If you have ever taken a stroll through the Pine Barrens in the Springtime, you may have noticed some unusual looking vegetation peppered in throughout the Pitch Pines and Blueberry bushes. Plants like Lady’s Slipper Orchids, Windflowers, Prairie Smoke, and Solomon’s Seal all grow native in New Jersey. Even edible plants like ramps and wild ginger can be found in your backyard!
Using native plants in your garden or landscaping features add more than just novelty to your yard; they are great for the environment, too! Plants that grow native to the slightly acidic soils of NJ do not require as much maintenance as plants foreign to our area do. For example, these plants do not require fertilizer.
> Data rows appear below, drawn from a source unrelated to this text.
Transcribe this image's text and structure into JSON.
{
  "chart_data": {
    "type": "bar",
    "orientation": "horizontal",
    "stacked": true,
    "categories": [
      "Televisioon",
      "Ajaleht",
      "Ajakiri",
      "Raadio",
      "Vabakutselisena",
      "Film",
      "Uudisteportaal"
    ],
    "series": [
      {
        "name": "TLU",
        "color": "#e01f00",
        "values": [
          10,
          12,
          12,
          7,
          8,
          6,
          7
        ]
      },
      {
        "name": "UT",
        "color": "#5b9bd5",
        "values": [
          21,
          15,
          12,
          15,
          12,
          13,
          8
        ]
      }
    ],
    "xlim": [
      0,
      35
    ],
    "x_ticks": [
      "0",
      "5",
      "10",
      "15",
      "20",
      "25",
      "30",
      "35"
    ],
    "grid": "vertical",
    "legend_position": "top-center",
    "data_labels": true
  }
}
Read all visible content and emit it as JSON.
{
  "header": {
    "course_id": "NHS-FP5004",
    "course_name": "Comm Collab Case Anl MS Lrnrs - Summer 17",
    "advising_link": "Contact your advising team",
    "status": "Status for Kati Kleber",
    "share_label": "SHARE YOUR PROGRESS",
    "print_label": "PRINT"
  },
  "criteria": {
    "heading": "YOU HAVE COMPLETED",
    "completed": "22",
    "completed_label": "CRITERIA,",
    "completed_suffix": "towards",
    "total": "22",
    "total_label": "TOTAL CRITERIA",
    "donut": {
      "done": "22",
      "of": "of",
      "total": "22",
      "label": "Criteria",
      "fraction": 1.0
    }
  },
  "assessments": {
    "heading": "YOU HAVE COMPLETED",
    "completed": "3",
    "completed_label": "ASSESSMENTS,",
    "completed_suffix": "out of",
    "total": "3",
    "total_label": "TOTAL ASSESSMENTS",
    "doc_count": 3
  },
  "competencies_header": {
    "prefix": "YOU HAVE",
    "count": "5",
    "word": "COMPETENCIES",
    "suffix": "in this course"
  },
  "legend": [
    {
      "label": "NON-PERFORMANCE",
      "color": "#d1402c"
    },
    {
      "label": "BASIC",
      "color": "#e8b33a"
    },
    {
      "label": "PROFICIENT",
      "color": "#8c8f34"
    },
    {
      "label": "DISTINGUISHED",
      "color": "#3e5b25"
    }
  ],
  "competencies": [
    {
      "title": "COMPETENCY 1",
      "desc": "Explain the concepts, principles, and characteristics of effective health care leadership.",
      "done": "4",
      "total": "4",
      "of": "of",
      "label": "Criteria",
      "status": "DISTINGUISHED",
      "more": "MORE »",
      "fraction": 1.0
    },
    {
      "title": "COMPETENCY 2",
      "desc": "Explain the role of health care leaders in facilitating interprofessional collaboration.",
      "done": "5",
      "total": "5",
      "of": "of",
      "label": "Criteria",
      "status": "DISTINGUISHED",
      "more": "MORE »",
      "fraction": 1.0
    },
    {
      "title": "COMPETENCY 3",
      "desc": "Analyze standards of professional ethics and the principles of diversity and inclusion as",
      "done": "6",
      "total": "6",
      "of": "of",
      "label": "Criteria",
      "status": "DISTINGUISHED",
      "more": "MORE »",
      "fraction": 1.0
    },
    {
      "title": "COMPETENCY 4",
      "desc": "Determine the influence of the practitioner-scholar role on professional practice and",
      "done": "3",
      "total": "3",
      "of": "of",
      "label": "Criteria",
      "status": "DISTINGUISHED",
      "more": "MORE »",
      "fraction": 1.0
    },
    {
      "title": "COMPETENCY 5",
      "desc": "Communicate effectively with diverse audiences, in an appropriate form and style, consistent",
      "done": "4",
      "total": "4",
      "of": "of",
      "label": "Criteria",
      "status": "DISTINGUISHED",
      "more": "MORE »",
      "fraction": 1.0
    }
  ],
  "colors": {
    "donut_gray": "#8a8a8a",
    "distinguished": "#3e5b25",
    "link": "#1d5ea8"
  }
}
While there are ‘organic’ and ‘natural’ fertilizers available, fertilizers can be extremely damaging to the environment. Runoff from rainfall carries excess fertilizer into groundwater reserves and waterways, leading to an abundance of nutrients and increases the potential for algal blooms. These plants have low water demands unlike non-native plants and can do wonders for helping shore up unstable or loose earth, and well as to promote water percolation down through the soil to aquifers rather than become runoff and cause erosion.
These local beauties are hugely beneficial to animals, especially pollinators like bees, butterflies, birds and bats! While some non-native plants act as a huge draw for pollinators, they do not have the nutrients that those animals require. Non-native plants also cannot provide the same level of shelter or safety for local animals.
From a strictly biological standpoint, the benefits of using native plants in your garden or as an entire lawn alternative are limitless. These plants promote local biodiversity without the introduction of an exotic and potentially invasive plant. Not all non-native plants are invasive, meaning that they reproduce in such a manner that they overwhelm local species populations and decrease the diversity of plants in a given area. However, whenever a plant is introduced to an area it isn’t native to there is a huge risk that the plant will reproduce and push out all of the native growth in that area.
All of this is not to say that planting non-native plants is cursing your yard or neighborhood to a future of a non-native monocrop! Many plants that are commercially available at nurseries and garden centers have been around for years, and have not overrun local communities. Instead, just consider planting native species to add to your existing garden features!